Perfuzia Medical Inc. CEO Sagi Brink-Danan was looking for the kind of idea you could build a company around and fellow Israeli ex-pat Shai Schubert had a big one: technology that could potentially ease the suffering of thousands of people with chronic tissue wounds such as burns and bedsores.

Schubert, a Harvard-trained vascularbiologist, realized that the existing treatment for chronic tissue wounds in many cases did little for patients. The reason the wounds become chronic in the first place is oxygen deprivation, Brink-Danan said, and treatments that deal with the surface of the skin don’t solve the problem.

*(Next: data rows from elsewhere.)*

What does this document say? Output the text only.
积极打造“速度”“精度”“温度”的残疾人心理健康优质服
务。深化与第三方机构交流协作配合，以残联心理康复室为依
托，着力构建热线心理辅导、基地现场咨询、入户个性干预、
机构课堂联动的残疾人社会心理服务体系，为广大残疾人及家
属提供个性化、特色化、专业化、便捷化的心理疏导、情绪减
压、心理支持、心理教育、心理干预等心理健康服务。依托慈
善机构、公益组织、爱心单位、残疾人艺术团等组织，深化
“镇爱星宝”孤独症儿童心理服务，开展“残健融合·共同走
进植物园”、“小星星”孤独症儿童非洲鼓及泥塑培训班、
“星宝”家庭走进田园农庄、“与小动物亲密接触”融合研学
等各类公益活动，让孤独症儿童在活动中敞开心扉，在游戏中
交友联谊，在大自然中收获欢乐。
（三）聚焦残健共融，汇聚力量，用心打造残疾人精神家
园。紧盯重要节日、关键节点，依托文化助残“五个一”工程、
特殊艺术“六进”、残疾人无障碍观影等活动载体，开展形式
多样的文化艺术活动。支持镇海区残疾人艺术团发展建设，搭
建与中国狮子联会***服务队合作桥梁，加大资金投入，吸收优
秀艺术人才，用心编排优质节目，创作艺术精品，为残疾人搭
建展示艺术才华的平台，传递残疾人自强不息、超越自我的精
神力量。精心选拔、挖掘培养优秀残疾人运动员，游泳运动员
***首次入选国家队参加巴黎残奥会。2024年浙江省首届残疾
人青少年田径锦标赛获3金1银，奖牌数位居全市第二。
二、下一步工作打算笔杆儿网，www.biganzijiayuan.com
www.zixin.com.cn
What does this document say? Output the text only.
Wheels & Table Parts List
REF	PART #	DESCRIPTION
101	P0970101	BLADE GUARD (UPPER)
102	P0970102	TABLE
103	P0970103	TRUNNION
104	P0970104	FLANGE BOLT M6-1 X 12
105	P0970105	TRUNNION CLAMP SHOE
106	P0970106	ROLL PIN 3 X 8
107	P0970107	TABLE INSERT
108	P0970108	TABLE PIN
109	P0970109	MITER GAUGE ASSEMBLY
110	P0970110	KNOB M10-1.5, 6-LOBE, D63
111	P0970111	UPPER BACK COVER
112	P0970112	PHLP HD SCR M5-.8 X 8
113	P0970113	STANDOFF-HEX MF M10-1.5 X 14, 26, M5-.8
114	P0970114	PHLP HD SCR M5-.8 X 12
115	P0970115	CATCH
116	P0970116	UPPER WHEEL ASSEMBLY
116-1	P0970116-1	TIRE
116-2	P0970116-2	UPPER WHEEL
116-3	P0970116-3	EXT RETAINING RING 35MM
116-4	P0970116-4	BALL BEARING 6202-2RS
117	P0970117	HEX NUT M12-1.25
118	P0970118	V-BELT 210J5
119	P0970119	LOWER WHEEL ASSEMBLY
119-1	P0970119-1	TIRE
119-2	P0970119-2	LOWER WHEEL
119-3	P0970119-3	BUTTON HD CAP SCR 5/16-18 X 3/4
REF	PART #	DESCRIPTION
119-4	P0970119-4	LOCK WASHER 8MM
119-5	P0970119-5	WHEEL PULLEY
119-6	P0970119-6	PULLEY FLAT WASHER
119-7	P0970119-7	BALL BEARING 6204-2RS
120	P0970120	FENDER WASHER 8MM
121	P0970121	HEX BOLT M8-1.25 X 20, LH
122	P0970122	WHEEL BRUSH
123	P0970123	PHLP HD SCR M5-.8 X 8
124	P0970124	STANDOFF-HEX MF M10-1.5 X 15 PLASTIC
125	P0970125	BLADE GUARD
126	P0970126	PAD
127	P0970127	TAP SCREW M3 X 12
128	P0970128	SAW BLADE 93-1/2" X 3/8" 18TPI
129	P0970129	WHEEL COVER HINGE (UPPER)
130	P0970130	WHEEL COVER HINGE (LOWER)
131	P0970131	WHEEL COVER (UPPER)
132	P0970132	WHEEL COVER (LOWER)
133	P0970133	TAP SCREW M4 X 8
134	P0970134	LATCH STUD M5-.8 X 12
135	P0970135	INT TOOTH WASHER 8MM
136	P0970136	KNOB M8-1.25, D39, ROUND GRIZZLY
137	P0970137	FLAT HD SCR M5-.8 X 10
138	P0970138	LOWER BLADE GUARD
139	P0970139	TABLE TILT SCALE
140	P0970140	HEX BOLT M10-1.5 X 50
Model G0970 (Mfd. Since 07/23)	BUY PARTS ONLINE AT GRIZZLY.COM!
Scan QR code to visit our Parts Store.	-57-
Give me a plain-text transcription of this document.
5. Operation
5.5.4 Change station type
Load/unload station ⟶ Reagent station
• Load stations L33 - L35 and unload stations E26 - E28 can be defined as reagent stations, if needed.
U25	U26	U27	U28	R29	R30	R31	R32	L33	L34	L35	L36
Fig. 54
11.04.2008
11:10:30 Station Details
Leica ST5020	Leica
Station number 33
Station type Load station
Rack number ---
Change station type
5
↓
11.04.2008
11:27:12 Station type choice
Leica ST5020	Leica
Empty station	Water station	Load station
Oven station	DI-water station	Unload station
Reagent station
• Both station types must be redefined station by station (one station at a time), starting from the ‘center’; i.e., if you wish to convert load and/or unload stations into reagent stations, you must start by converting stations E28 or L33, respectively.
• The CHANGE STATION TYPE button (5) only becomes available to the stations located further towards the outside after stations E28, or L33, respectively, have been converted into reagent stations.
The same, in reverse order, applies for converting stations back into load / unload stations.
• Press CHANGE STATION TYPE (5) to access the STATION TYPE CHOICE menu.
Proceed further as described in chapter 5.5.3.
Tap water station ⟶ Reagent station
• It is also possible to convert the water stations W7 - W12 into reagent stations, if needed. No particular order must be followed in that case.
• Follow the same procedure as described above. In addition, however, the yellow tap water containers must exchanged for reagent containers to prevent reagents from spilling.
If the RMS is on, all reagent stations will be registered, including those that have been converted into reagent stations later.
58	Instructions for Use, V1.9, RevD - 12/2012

“He realized that cell therapies were 20 years away from the clinic and there must be something we can do to help these patients,” Brink-Danan said. “We looked into other options and asked why these wounds don’t heal. The answer was: they don’t get enough blood.”
The solution Brink-Danan and Schubert came up with, and founded Perfuzia Medical to develop, was a device to stimulate blood flow to wounded tissue through mechanical vibrations.
After initial tests of the treatment were encouraging, Perfuzia, Brown University and Rhode Island Hospital were recently awarded $200,000 from the state of Rhode Island to take the device into full-scale clinical testing.
“That is a tremendous step for us that will allow us to do a very well-designed, top-level study,” Brink-Danan said.
While looking into the cause of the problem, Brink-Danan, who came to the United States 10 years ago and got an MBA from Babson College, also realized the scale of the issue and, as a result, the potential market of a product that could address it.
Although a low-profile problem compared with many health conditions, chronic wounds affect between 7-8 million people in the Unites States each year with a cost of about $20 billion.
As Brink-Danan pointed out, it was complications from a pressure-ulcer infection that caused the death of actor Christopher Reeve, who was well-known in Israel for his work there on stem-cell research.
The first prototype that Perfuzia developed for healing wounds was about the size of a shoebox and, while it showed promise, was awkward, heavy and difficult to use on a large scale.